Until a few weeks ago the Diamondbacks had been laying low in their state-of-the-art, publicly financed ballpark now called Chase Field, where their 30-year lease is supposed to run until 2028. The place cost $364 million to build, of which $253 million has come from a quarter-cent, county-wide sales-tax boost that wasn’t enacted without bloodshed (a county supervisor who supported it was shot in the butt by a deranged citizen after attending a meeting on the subject). Then the team suddenly presented the county with a $187 million bill for improvements it says the stadium needs over the next few years. It’ll sue if the money isn’t forthcoming, it avers.

The Diamondbacks have taken heat for killing its season-opening buzz with its heist demand. It’s also been noted that the team is flush, having just inked a $1.5 billion local TV contract and committed a reported $206.5 million to a six-year contract with a single player, and a pitcher at that (Zack Greinke).

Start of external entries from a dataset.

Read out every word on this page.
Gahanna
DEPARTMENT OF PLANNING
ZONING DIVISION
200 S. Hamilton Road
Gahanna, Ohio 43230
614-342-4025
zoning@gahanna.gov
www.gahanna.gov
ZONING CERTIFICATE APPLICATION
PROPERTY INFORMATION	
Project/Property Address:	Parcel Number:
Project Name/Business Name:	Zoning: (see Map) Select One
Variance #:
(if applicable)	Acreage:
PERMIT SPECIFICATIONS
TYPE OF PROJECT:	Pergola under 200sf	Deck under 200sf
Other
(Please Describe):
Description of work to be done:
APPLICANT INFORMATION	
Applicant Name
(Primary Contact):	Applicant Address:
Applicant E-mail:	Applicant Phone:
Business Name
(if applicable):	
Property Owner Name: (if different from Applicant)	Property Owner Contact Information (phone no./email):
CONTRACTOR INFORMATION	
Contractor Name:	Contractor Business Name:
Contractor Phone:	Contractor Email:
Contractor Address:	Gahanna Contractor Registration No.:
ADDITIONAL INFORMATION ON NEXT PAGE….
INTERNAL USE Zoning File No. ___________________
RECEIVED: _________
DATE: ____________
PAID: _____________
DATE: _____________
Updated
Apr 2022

The cherry on the sundae is that the team’s principal owner, data-tech billionaire Ken Kendrick, is a generous donor to right-wing politicians and causes that say they want to get government off people’s backs.

And replace it with sports teams, apparently.
  


             
    
             
             
             

              

2 comments:

Mike Levy said...

Let them all leave. They're next to worthless.